Methods. An interactive, user-friendly, real time text-survey assessment of bedtime routines was developed and administered to 50 families with preschool age children. The assessment was delivered for 5 consecutive nights and it involved open-ended and closed questions about that night’s routine. Anonymised feedback, response and retention rates and other insight information were collected.
Results. The text survey was perceived positively with an average score of 4.5 out of 5 for overall experience. There was an overall response rate of 87%, much higher than conventional questionnaire-based assessments. Finally, retention rates were good with every participant replying to the text-survey at least 3 out of 5 nights resulting in an average of 40 unique data points per participant throughout the duration of the study. There were no dropouts during the study. Conclusion. The text-survey assessment delivered to participant’s mobile phones was successful for assessing bedtime routines, it was perceived positively, causing minimum disruption.

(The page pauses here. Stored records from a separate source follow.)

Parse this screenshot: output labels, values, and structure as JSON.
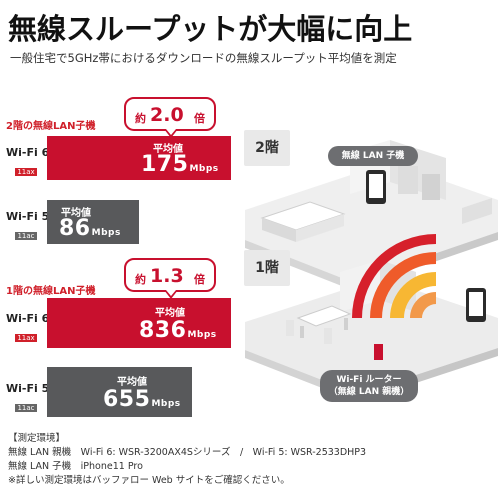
{
  "headline": "無線スループットが大幅に向上",
  "subline": "一般住宅で5GHz帯におけるダウンロードの無線スループット平均値を測定",
  "floor2": {
    "section_label": "2階の無線LAN子機",
    "callout": {
      "pre": "約",
      "value": "2.0",
      "post": "倍"
    },
    "wifi6": {
      "std": "Wi-Fi 6",
      "sub": "11ax",
      "caption": "平均値",
      "value": "175",
      "unit": "Mbps"
    },
    "wifi5": {
      "std": "Wi-Fi 5",
      "sub": "11ac",
      "caption": "平均値",
      "value": "86",
      "unit": "Mbps"
    }
  },
  "floor1": {
    "section_label": "1階の無線LAN子機",
    "callout": {
      "pre": "約",
      "value": "1.3",
      "post": "倍"
    },
    "wifi6": {
      "std": "Wi-Fi 6",
      "sub": "11ax",
      "caption": "平均値",
      "value": "836",
      "unit": "Mbps"
    },
    "wifi5": {
      "std": "Wi-Fi 5",
      "sub": "11ac",
      "caption": "平均値",
      "value": "655",
      "unit": "Mbps"
    }
  },
  "illustration": {
    "floor2_label": "2階",
    "floor1_label": "1階",
    "client_bubble": "無線 LAN 子機",
    "router_bubble_line1": "Wi-Fi ルーター",
    "router_bubble_line2": "（無線 LAN 親機）"
  },
  "notes": {
    "heading": "【測定環境】",
    "line1": "無線 LAN 親機　Wi-Fi 6: WSR-3200AX4Sシリーズ　/　Wi-Fi 5: WSR-2533DHP3",
    "line2": "無線 LAN 子機　iPhone11 Pro",
    "line3": "※詳しい測定環境はバッファロー Web サイトをご確認ください。"
  },
  "colors": {
    "accent": "#c8102e",
    "bar_gray": "#58595b",
    "box_bg": "#e9e9e9"
  }
}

As digital technologies become increasingly entangled with society and space, digital methods for researching social lives, spatial processes and contemporary cultures are growing in popularity. This includes social media methods, digital ethnography, data science, geographic information science and digital humanities research. Yet, the data generated through digital methods often interfaces with, supplements or complements the critical concerns of well-established non-digital methods such as ethnography or interviews, visual methods and textual analysis. This dialogue between different kinds of data, methods and tools can be at once productive tool for critical research and difficult to navigate into a coherent analysis.

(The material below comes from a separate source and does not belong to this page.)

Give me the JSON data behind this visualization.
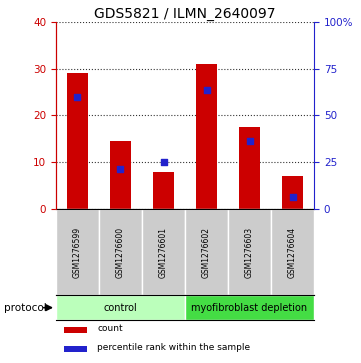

This presentation discusses the capacities and pitfalls of combining digital and non-digital data for social and spatial research. It explores some of the techniques and tools that can be used to cross the digital/non-digital divide. It considers how the interrelationship between theory and method in research design and analysis is of paramount importance, and how experimentation can be a useful tool for charting paths across the divide. Finally, it discusses different strategies for presenting mixed data in research, including textual and visual strategies for explanation.
Sofia Eleftheriadou - 'Measuring students' collaborative problem solving skills: a computer-based approach'
Students’ cognitive and non-cognitive skills are being assessed -formally and informally- every day at local, national and international level. The Programme for International Student Assessment (PISA) survey measures the performance of about half a million 15-year-old students in science, maths and reading from about 70 countries and economies worldwide. In 2015, taking advantage of the rapid developments of digital technologies, PISA developed an assessment of collaborative problem solving (CPS) skills for the first time. Compared to paper-and-pencil tests, this is an online, computer-based assessment in which students face some problem solving scenarios were they have to collaborate with other students. The latter are not human but computer agents who are pre-programmed to simulate human interaction. This study aims to explore how reliable and valid is the PISA CPS assessment, how it is associated with students’ performance in science, maths and reading and how students actually complete this assessment, using a mixed-methods approach.